De plus, selon Pallot (Pallot and Krawczyk, 2016), ces méthodes de conception axent la priorité sur l’objectif de cocréation de valeur avec l’utilisateur afin d’assurer un taux plus élevé d’acceptabilité, d’acceptation et d’adoption des systèmes SP. Par ailleurs, il peut être considéré que la cocréation par l’utilisateur est un ingrédient essentiel pour la réalisation d’un processus de conception centré sur la problématique transition sociétale. Cette cocréation nécessite un engagement de l’utilisateur à chaque étape du processus de conception pour évaluer, corriger, affiner et améliorer les résultats de chaque phase de conception.
Les modèles centrés sur les systèmes
Les modèles centrés sur les systèmes sont axés sur le fonctionnement des systèmes techniques. Ces modèles sont souvent prescriptifs et centrés sur le développement d’un système SP et/ou ST spécifique. Les modèles de cycle de vie basés sur l’ingénierie des systèmes sont largement utilisés pour modéliser le fonctionnement des systèmes techniques (BKCASE Editorial Board, 2017a; Buede, 2009). L’accent est mis sur les propriétés du système plutôt que sur des technologies spécifiques. Le but de ces modèles est de produire des systèmes optimisés répondant à des exigences techniques potentiellement complexes. À cet effet, ils sont adaptés pour résoudre des problèmes d’ordre opérationnels et fonctionnels.
Différents modèles existent dans le domaine de l’ingénierie des systèmes. Le modèle V est le plus répandu (Bonjour et al., 2009; Ellis-Braithwaite et al., 2017; Paredis et al., 2013; Pohl and Sikora, 2007).

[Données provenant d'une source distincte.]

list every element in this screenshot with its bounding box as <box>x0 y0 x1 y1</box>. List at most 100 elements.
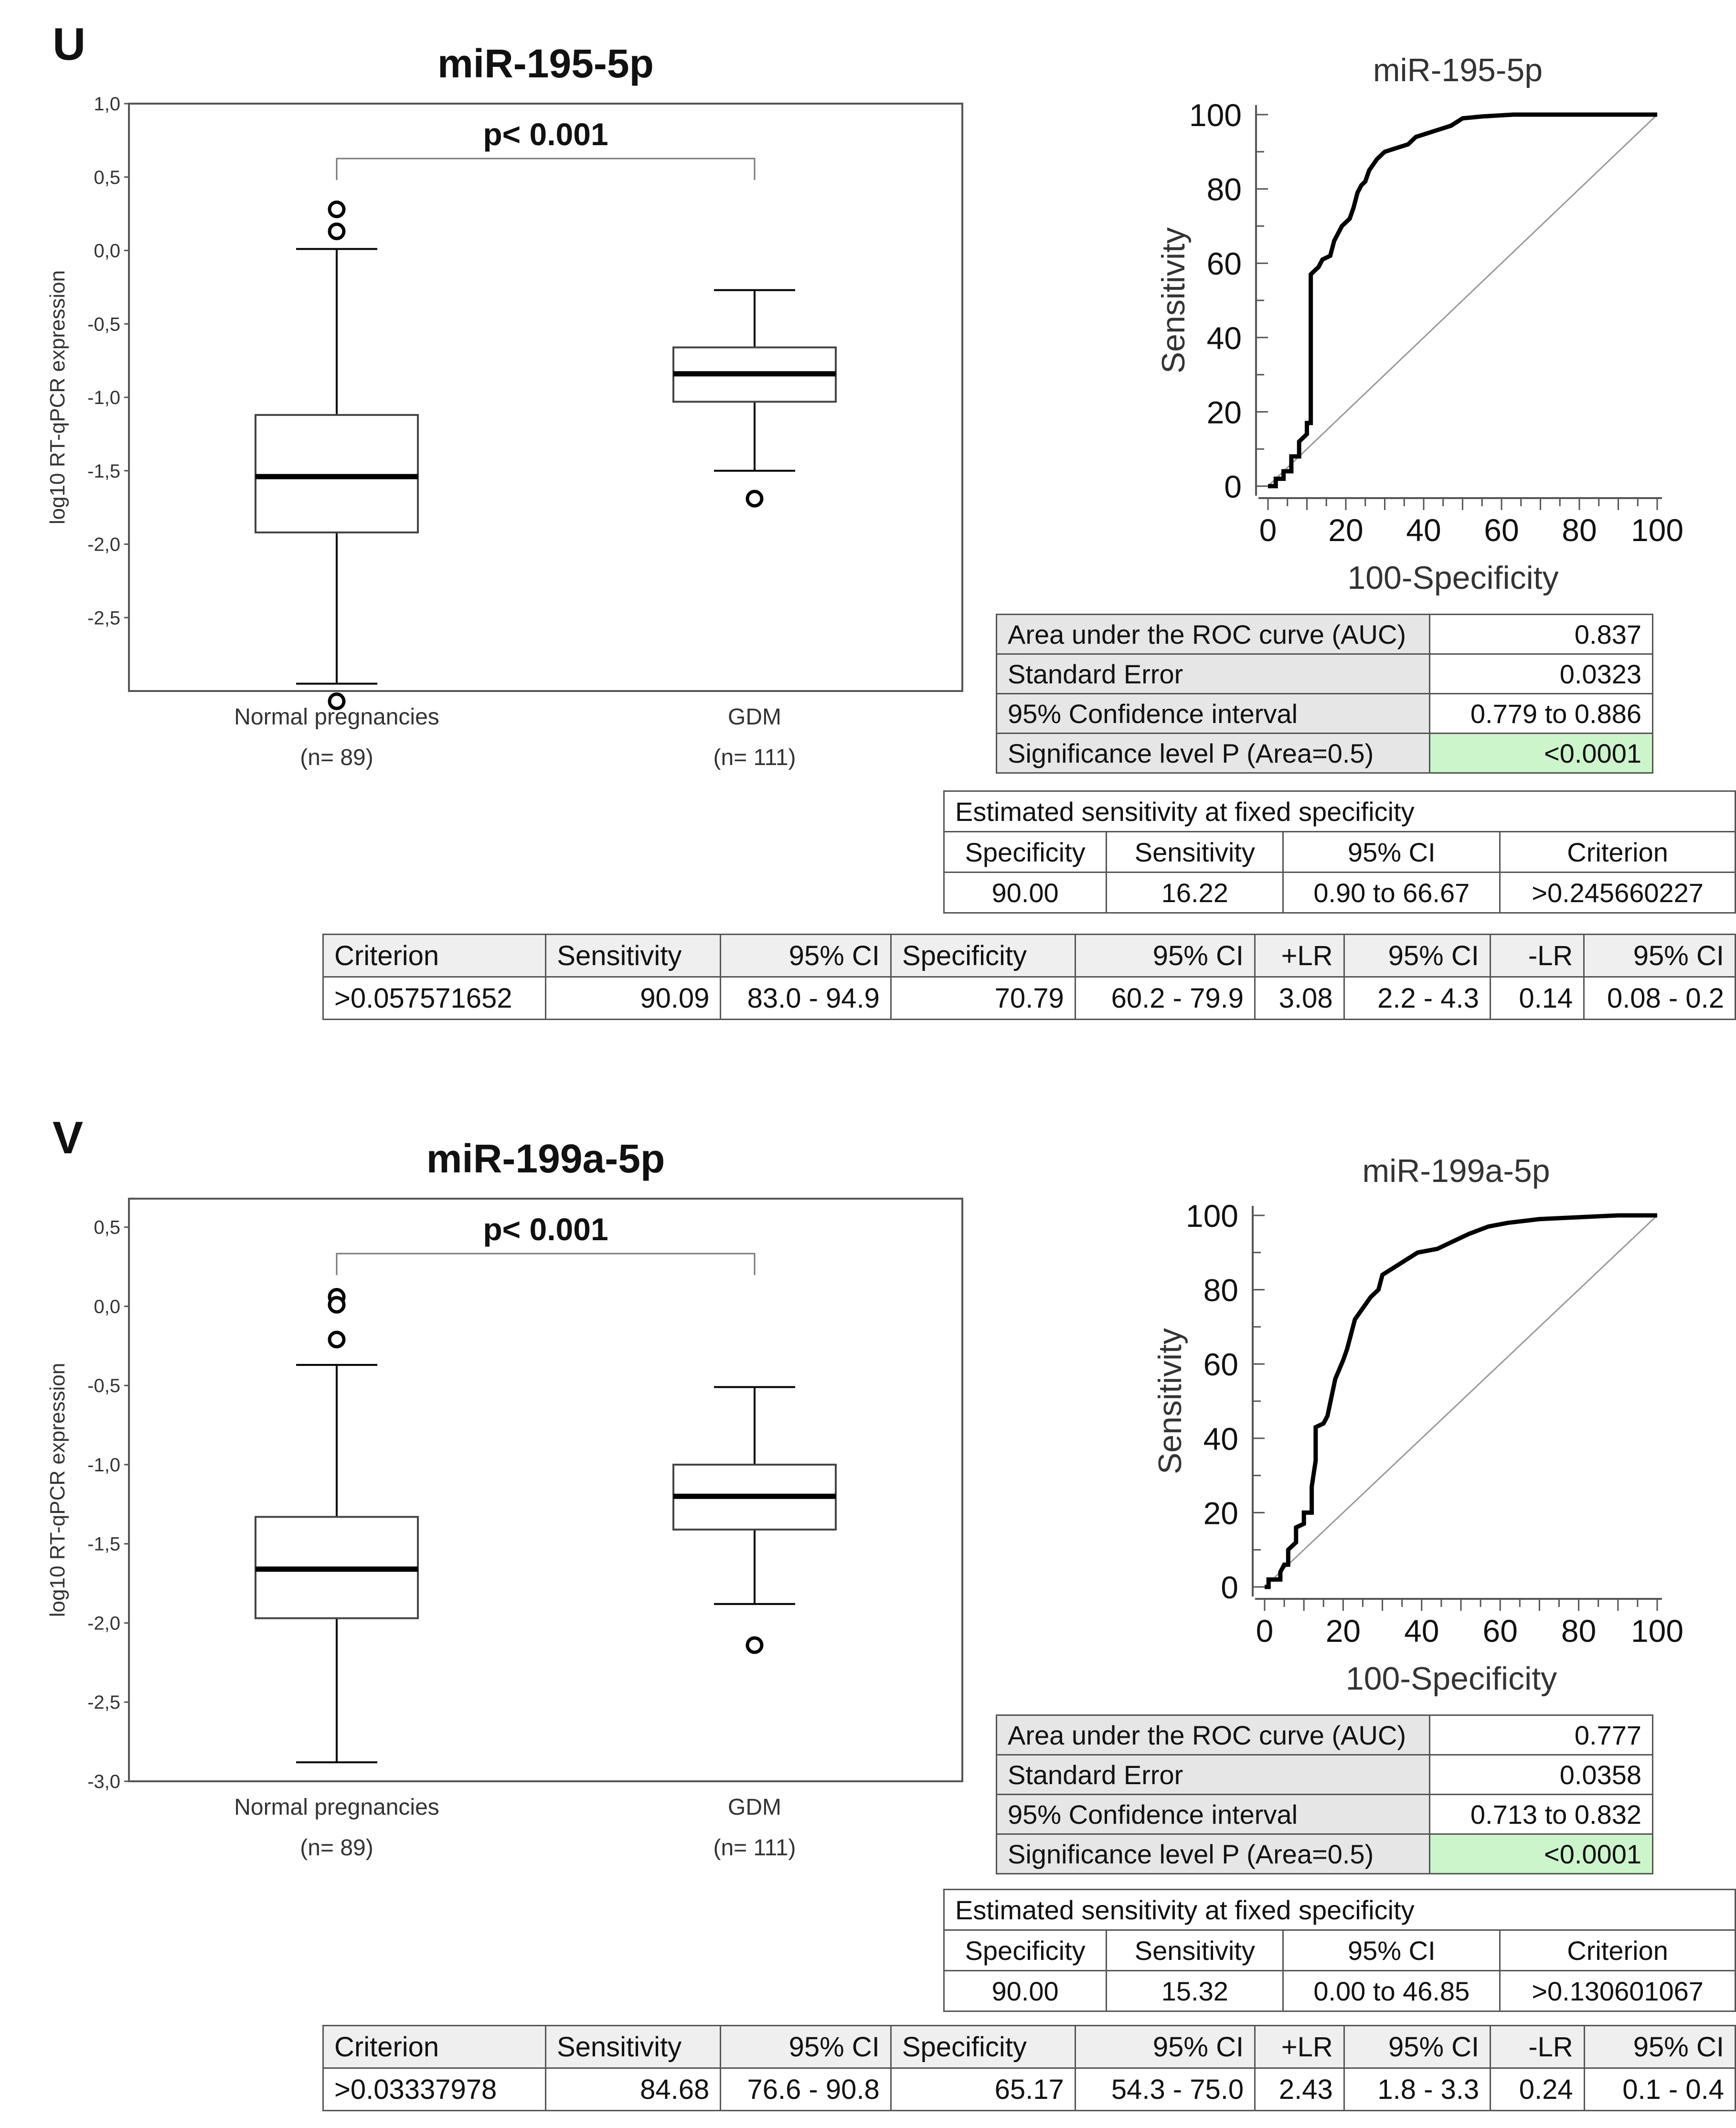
auc-label: Standard Error <box>996 1754 1430 1795</box>
est-header: Specificity <box>943 1929 1108 1971</box>
outlier-point <box>328 1296 346 1314</box>
y-tick-label: -1,5 <box>87 1534 120 1555</box>
crit-cell: 70.79 <box>890 976 1076 1020</box>
group-n-label: (n= 89) <box>300 745 373 770</box>
boxplot-frame <box>128 1198 963 1782</box>
crit-cell: 0.14 <box>1489 976 1585 1020</box>
y-tick-label: -1,5 <box>87 461 120 482</box>
crit-cell: 84.68 <box>544 2067 722 2111</box>
crit-header: Criterion <box>322 934 547 978</box>
roc-reference-line <box>1264 1214 1658 1588</box>
est-header: Criterion <box>1499 1929 1736 1971</box>
roc-x-axis-label: 100-Specificity <box>1346 1660 1557 1697</box>
outlier-point <box>328 223 346 241</box>
roc-y-axis-label: Sensitivity <box>1155 227 1192 373</box>
est-header: Criterion <box>1499 831 1736 873</box>
auc-label: Significance level P (Area=0.5) <box>996 733 1430 774</box>
auc-value: 0.0358 <box>1429 1754 1653 1795</box>
roc-y-tick-label: 80 <box>1207 172 1242 207</box>
roc-y-axis-label: Sensitivity <box>1152 1328 1188 1474</box>
roc-y-tick-label: 60 <box>1207 246 1242 281</box>
roc-x-axis-label: 100-Specificity <box>1347 560 1558 596</box>
y-tick-label: -1,0 <box>87 1455 120 1476</box>
est-header: Sensitivity <box>1106 1929 1284 1971</box>
roc-x-tick-label: 80 <box>1562 512 1597 548</box>
group-n-label: (n= 111) <box>714 1835 796 1861</box>
roc-y-tick-label: 0 <box>1221 1570 1238 1605</box>
crit-header: 95% CI <box>720 934 892 978</box>
est-header-row: Specificity Sensitivity 95% CI Criterion <box>943 1929 1736 1971</box>
roc-x-tick-label: 60 <box>1482 1613 1517 1649</box>
roc-x-tick-label: 40 <box>1404 1613 1439 1649</box>
auc-value: 0.837 <box>1429 614 1653 655</box>
auc-row: Standard Error 0.0323 <box>996 653 1653 694</box>
y-tick-label: -0,5 <box>87 314 120 335</box>
crit-header: 95% CI <box>1343 2025 1491 2069</box>
fixed-specificity-table: Estimated sensitivity at fixed specifici… <box>943 1889 1736 2012</box>
auc-row: Significance level P (Area=0.5) <0.0001 <box>996 733 1653 774</box>
crit-header: Specificity <box>890 934 1076 978</box>
p-value-label: p< 0.001 <box>483 1212 608 1247</box>
crit-header: Criterion <box>322 2025 546 2069</box>
significance-bracket <box>336 1253 756 1275</box>
roc-y-tick-label: 60 <box>1203 1347 1238 1382</box>
roc-x-tick-label: 0 <box>1259 512 1277 548</box>
crit-cell: 54.3 - 75.0 <box>1074 2067 1256 2111</box>
crit-header: 95% CI <box>1074 934 1256 978</box>
crit-header: 95% CI <box>720 2025 892 2069</box>
outlier-point <box>746 489 764 508</box>
est-title: Estimated sensitivity at fixed specifici… <box>943 790 1736 832</box>
crit-header: 95% CI <box>1583 2025 1736 2069</box>
auc-value: 0.713 to 0.832 <box>1429 1794 1653 1835</box>
auc-label: Standard Error <box>996 653 1430 694</box>
crit-cell: 60.2 - 79.9 <box>1074 976 1256 1020</box>
est-header: Specificity <box>943 831 1108 873</box>
crit-header: Sensitivity <box>545 934 722 978</box>
est-title: Estimated sensitivity at fixed specifici… <box>943 1889 1736 1931</box>
y-axis-label: log10 RT-qPCR expression <box>46 270 69 524</box>
outlier-point <box>328 1330 346 1349</box>
roc-x-tick-label: 80 <box>1561 1613 1596 1649</box>
est-cell: 90.00 <box>943 1970 1108 2012</box>
crit-cell: 0.24 <box>1490 2067 1585 2111</box>
crit-header: +LR <box>1254 934 1345 978</box>
crit-cell: 2.2 - 4.3 <box>1343 976 1491 1020</box>
y-tick-label: -1,0 <box>87 387 120 408</box>
crit-cell: 76.6 - 90.8 <box>720 2067 892 2111</box>
y-tick-label: 0,0 <box>94 1296 120 1317</box>
roc-title: miR-195-5p <box>1373 52 1543 88</box>
auc-table: Area under the ROC curve (AUC) 0.777 Stand… <box>996 1714 1653 1874</box>
crit-header: -LR <box>1489 934 1585 978</box>
y-tick-label: -2,5 <box>87 1692 120 1713</box>
crit-header: +LR <box>1254 2025 1345 2069</box>
crit-header: Sensitivity <box>544 2025 722 2069</box>
crit-cell: >0.057571652 <box>322 976 547 1020</box>
crit-header-row: Criterion Sensitivity 95% CI Specificity 95%… <box>322 934 1736 978</box>
est-cell: 16.22 <box>1106 872 1284 914</box>
est-header: Sensitivity <box>1106 831 1284 873</box>
roc-y-tick-label: 100 <box>1189 97 1242 133</box>
auc-label: Area under the ROC curve (AUC) <box>996 614 1430 655</box>
significance-bracket <box>336 158 756 180</box>
auc-value: <0.0001 <box>1429 1833 1653 1874</box>
panel-letter: U <box>53 19 85 70</box>
crit-cell: 1.8 - 3.3 <box>1343 2067 1491 2111</box>
group-label: Normal pregnancies <box>234 1795 439 1820</box>
boxplot-title: miR-195-5p <box>437 41 654 86</box>
crit-cell: 90.09 <box>545 976 722 1020</box>
p-value-label: p< 0.001 <box>483 117 608 152</box>
crit-cell: 3.08 <box>1254 976 1345 1020</box>
auc-value: 0.0323 <box>1429 653 1653 694</box>
y-tick-label: -3,0 <box>87 1771 120 1792</box>
y-tick-label: -2,5 <box>87 607 120 628</box>
est-header: 95% CI <box>1282 1929 1501 1971</box>
roc-y-tick-label: 40 <box>1203 1421 1238 1457</box>
auc-table: Area under the ROC curve (AUC) 0.837 Stand… <box>996 614 1653 774</box>
auc-row: Significance level P (Area=0.5) <0.0001 <box>996 1833 1653 1874</box>
roc-x-tick-label: 40 <box>1406 512 1441 548</box>
y-tick-label: -2,0 <box>87 534 120 555</box>
est-title-row: Estimated sensitivity at fixed specifici… <box>943 790 1736 832</box>
est-cell: >0.245660227 <box>1499 872 1736 914</box>
auc-label: 95% Confidence interval <box>996 693 1430 734</box>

La plupart des modèles centrés sur les systèmes partagent les concepts suivants: « besoins », exigences utilisateurs (parties prenantes) » et « exigences système » (BKCASE Editorial Board, 2017b). Le principe des modèles centrés sur les systèmes est de traduire le besoin utilisateur, qui représente une attente formulée par l’utilisateur, en termes d’exigence utilisateur et d’exigence système. L’exigence de l’utilisateur est une traduction opérationnelle des besoins de l’utilisateur. Il décrit les besoins d’un utilisateur donné et comment cet utilisateur va interagir avec une solution (Ellis-Braithwaite et al., 2017). L’exigence utilisateur indique une déclaration qui identifie une caractéristique ou une contrainte d’un objet (produit, processus, service, système), qui est sans ambiguïté, testable ou mesurable, et nécessaire à l’acceptabilité de l’objet (ISO/IEC, 2011). L’exigence utilisateur définit ce que « l’utilisateur veut ».
L’exigence système fournit quant à elle une description de ce que le système devrait faire. L’exigence système est à considérer comme un instrument permettant de formaliser une interaction souhaitée entre un objet et un utilisateur (Ellis-Braithwaite et al., 2017). L’exigence du système est définie comme ce que « le système doit permettre à l’utilisateur de faire…». En résumé, leur énoncé devrait offrir la possibilité de modéliser l’interaction idéale entre l’objet conçu et l’utilisateur dans une situation donnée.
Ces modèles sont adaptés pour travailler sur un environnement déterminé et prédictif. Le traitement des besoins (mais pas le recueil) peut être considéré comme particulièrement robuste. En effet, le modèle en V est utilisé pour décrire les différentes étapes du processus de conception et propose un processus de vérification-validation sur lequel baser la définition des exigences (Hull et al., 2011, p. 18).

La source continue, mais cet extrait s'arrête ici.